Health care and household domestic care are less likely to be affected, Mr. Cholewinski said.

About 10 percent to 15 percent of the more than 200 million migrants in the world today are categorized as irregular, Mr. Cholewinski said, adding that the majority enter a country legally and overstay.

The IOM said the downturn is likely to last through 2009 but turn around in 2010, assuming the global economy recovers.

In the long term, migration will expand because of globalization and demographic trends, such as lower birthrates in developed countries.

The forces of globalization “are changing the way enterprises do business, giving rise to more integrated labor markets and, consequently, creating demand for increased labor mobility,” the IOM report said.

Industrialized countries are “already competing for skilled migrants,” the report said, and low- and semi-skilled workers are also in demand.

According to the IOM - which has 125 member countries and is headed by an American, William Swing - in the next 50 years, rich industrial nations “will experience even greater [labor] shortages as birthrates fall … leaving twice as many people over 60 years of age than children.”

As a result, without immigration the working-age population of rich industrial nations “is expected to decline by 23 percent by 2050.”

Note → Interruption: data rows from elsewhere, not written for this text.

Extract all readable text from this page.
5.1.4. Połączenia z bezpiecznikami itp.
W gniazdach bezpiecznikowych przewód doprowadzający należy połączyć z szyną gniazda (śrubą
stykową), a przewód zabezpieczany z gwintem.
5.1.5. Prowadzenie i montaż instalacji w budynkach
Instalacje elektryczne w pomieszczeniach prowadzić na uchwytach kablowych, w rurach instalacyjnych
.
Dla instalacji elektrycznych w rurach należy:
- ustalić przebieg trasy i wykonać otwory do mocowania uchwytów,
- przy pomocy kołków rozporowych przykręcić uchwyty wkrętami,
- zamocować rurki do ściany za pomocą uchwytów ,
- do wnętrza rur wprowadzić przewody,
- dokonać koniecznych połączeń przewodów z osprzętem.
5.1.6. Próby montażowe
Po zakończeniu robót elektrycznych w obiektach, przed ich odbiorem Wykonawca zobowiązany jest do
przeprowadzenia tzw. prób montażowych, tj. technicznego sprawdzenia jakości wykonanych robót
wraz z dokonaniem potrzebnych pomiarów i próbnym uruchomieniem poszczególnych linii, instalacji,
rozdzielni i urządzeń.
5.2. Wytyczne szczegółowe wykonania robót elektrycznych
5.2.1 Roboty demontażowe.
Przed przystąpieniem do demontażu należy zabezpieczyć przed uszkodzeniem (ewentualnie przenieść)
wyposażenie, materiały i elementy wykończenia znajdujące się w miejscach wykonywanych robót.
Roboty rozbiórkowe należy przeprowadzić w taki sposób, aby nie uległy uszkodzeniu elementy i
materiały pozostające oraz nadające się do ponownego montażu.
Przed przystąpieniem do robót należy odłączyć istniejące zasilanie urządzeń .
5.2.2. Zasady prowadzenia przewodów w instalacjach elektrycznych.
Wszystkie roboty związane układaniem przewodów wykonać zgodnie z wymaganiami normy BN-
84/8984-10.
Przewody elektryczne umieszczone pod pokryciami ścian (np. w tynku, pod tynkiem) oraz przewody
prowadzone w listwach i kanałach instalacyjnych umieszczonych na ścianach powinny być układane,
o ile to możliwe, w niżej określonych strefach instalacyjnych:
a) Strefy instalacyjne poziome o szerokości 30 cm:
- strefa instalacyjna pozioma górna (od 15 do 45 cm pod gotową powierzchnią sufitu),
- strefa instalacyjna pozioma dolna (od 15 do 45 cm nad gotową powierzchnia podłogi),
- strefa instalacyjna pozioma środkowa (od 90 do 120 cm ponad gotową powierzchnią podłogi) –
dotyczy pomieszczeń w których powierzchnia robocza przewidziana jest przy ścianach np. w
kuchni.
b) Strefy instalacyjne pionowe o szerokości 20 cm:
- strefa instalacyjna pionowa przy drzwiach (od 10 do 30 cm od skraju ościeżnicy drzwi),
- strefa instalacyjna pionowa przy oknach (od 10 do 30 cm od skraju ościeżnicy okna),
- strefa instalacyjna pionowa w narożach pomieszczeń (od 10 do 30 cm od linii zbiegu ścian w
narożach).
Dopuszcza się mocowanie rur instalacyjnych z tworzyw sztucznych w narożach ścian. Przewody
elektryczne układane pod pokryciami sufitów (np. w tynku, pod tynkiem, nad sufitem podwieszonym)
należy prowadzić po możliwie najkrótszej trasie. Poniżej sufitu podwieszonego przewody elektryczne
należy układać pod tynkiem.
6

Meanwhile, the working-age population of Africa is expected to triple from 408 million in 2005 to 1.1 billion in 2050; Asia’s, to rise from 2.2 billion to 3 billion; and Latin America’s and the Caribbean’s, from 303 million to 441 million.

“The world is on the move. There is no turning away from that,” said Gervais Appave, an IOM specialist.

The challenge, he said, is to manage that migration.

“If we harness that mobility through policies addressing both human and economic needs, many of the migration anomalies of the past can be overcome,” he said.